Along with the state funding increases, municipalities would also need to step up their local school funding to reach the higher foundation budget level. Peyser said opting to expand the foundation budget beyond what Baker is proposing could create a situation where communities are faced with a burden they cannot fulfill.

Peyser said city of Lawrence, for example, would get between $9 million and $10 million in additional state aid in the first year of Baker's reforms and would be required to come up with $1 million and $1.5 million in new local revenues for schools.
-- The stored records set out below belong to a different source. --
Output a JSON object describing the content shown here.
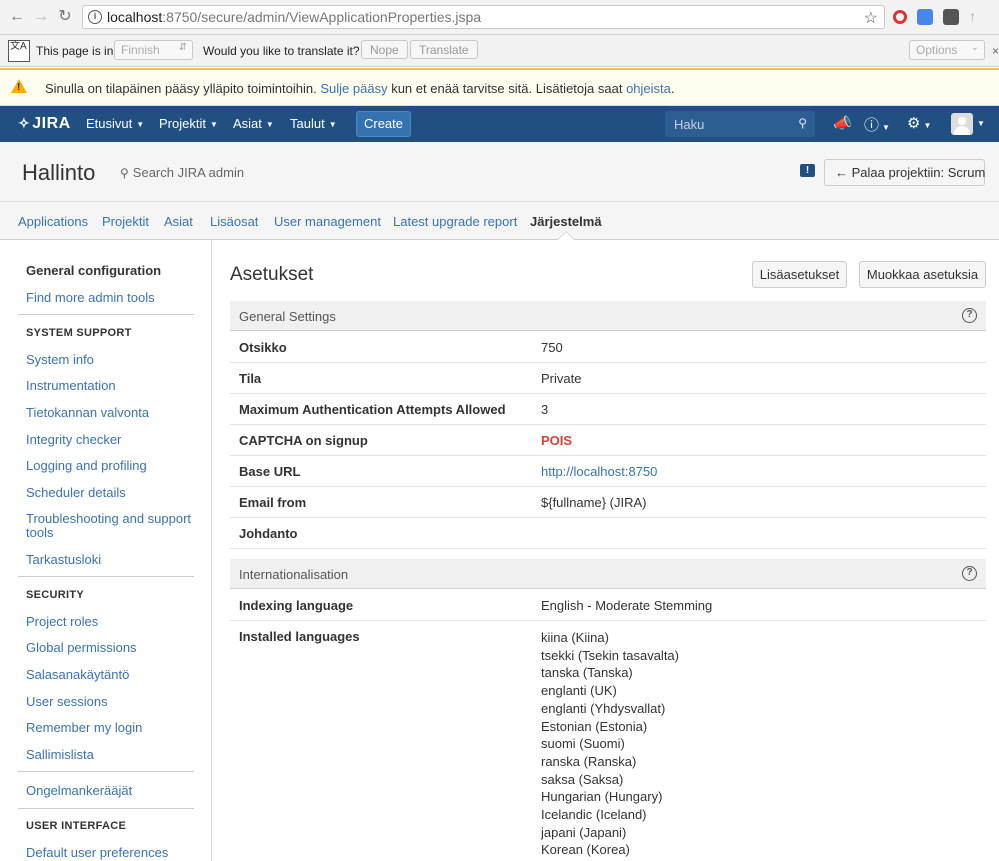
{
  "browser": {
    "url_host": "localhost",
    "url_path": ":8750/secure/admin/ViewApplicationProperties.jspa"
  },
  "translate_bar": {
    "page_is_in": "This page is in",
    "language": "Finnish",
    "question": "Would you like to translate it?",
    "nope": "Nope",
    "translate": "Translate",
    "options": "Options"
  },
  "warning": {
    "text_before": "Sinulla on tilapäinen pääsy ylläpito toimintoihin.",
    "link1": "Sulje pääsy",
    "text_middle": "kun et enää tarvitse sitä. Lisätietoja saat",
    "link2": "ohjeista",
    "text_end": "."
  },
  "header": {
    "logo": "JIRA",
    "nav": [
      "Etusivut",
      "Projektit",
      "Asiat",
      "Taulut"
    ],
    "create": "Create",
    "search_placeholder": "Haku"
  },
  "admin": {
    "title": "Hallinto",
    "search": "Search JIRA admin",
    "back_button": "Palaa projektiin: Scrum",
    "tabs": [
      "Applications",
      "Projektit",
      "Asiat",
      "Lisäosat",
      "User management",
      "Latest upgrade report",
      "Järjestelmä"
    ]
  },
  "sidebar": {
    "general_configuration": "General configuration",
    "find_more": "Find more admin tools",
    "system_support_head": "SYSTEM SUPPORT",
    "system_support": [
      "System info",
      "Instrumentation",
      "Tietokannan valvonta",
      "Integrity checker",
      "Logging and profiling",
      "Scheduler details",
      "Troubleshooting and support tools",
      "Tarkastusloki"
    ],
    "security_head": "SECURITY",
    "security": [
      "Project roles",
      "Global permissions",
      "Salasanakäytäntö",
      "User sessions",
      "Remember my login",
      "Sallimislista"
    ],
    "ongelma": "Ongelmankerääjät",
    "user_interface_head": "USER INTERFACE",
    "user_interface": [
      "Default user preferences"
    ]
  },
  "main": {
    "title": "Asetukset",
    "btn_advanced": "Lisäasetukset",
    "btn_edit": "Muokkaa asetuksia",
    "general_settings": {
      "heading": "General Settings",
      "rows": [
        {
          "key": "Otsikko",
          "value": "750"
        },
        {
          "key": "Tila",
          "value": "Private"
        },
        {
          "key": "Maximum Authentication Attempts Allowed",
          "value": "3"
        },
        {
          "key": "CAPTCHA on signup",
          "value": "POIS"
        },
        {
          "key": "Base URL",
          "value": "http://localhost:8750"
        },
        {
          "key": "Email from",
          "value": "${fullname} (JIRA)"
        },
        {
          "key": "Johdanto",
          "value": ""
        }
      ]
    },
    "internationalisation": {
      "heading": "Internationalisation",
      "indexing_key": "Indexing language",
      "indexing_value": "English - Moderate Stemming",
      "installed_key": "Installed languages",
      "languages": [
        "kiina (Kiina)",
        "tsekki (Tsekin tasavalta)",
        "tanska (Tanska)",
        "englanti (UK)",
        "englanti (Yhdysvallat)",
        "Estonian (Estonia)",
        "suomi (Suomi)",
        "ranska (Ranska)",
        "saksa (Saksa)",
        "Hungarian (Hungary)",
        "Icelandic (Iceland)",
        "japani (Japani)",
        "Korean (Korea)"
      ]
    }
  },
  "colors": {
    "header_bg": "#205081",
    "link": "#3b73af",
    "danger": "#d04437",
    "warning": "#f2c04a"
  }
}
Baker's plan would also give the state education commissioner new authority around underperforming schools, including the ability to withhold some state aid from districts where struggling schools are deemed not to be sufficiently improving and are not taking steps required under their turnaround plan. The funds, which would go into a new trust fund for future use in those districts, could not be withheld from schools or direct student services but could come from central office administration.

Baker's budget would also create a Public School Regionalization Trust Fund that would provide grants to districts looking to collaborate, merge and share services. The money, Peyser said, would address the squeeze felt particularly by rural schools where declining enrollments can create a budget crisis.
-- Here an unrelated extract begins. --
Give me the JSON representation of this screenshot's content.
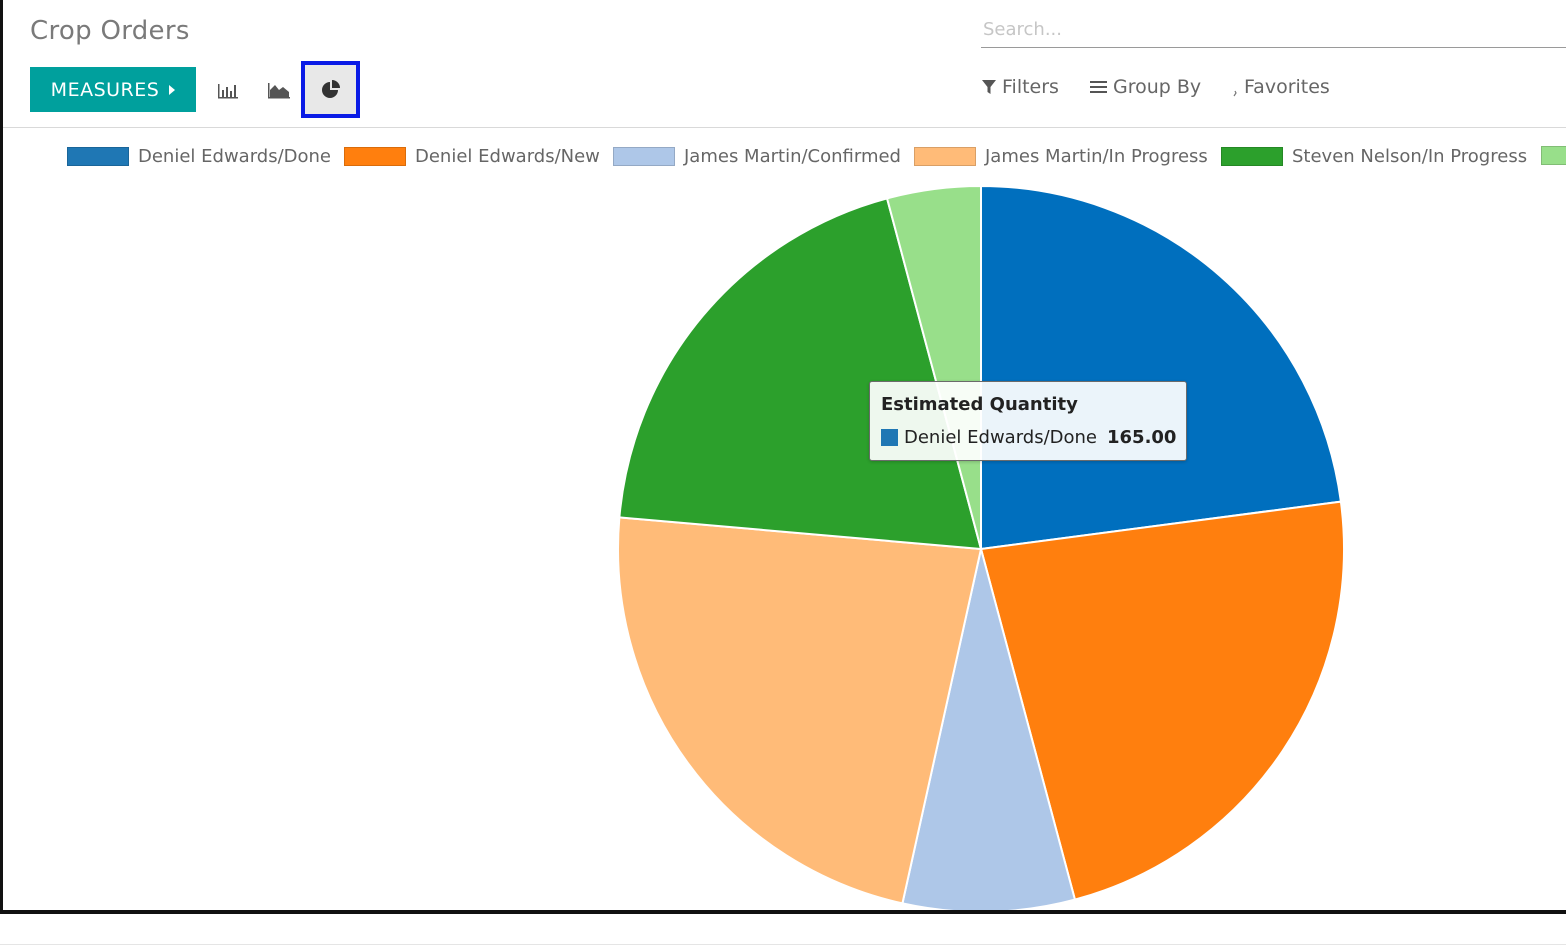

Baker is also proposing to change the way school districts are reimbursed when students who live in their district attend charter schools. His budget seeks to move the formula to a three-year schedule, with 100 percent reimbursement the first year, 60 percent in the second year, and 40 percent in the third year.

Peyser said the current six-year formula has never been fully funded and the administration believes the three year version could be.

There would also be a new minimum reimbursement for communities that spend more than 9 percent of their net school spending on charter tuition payments.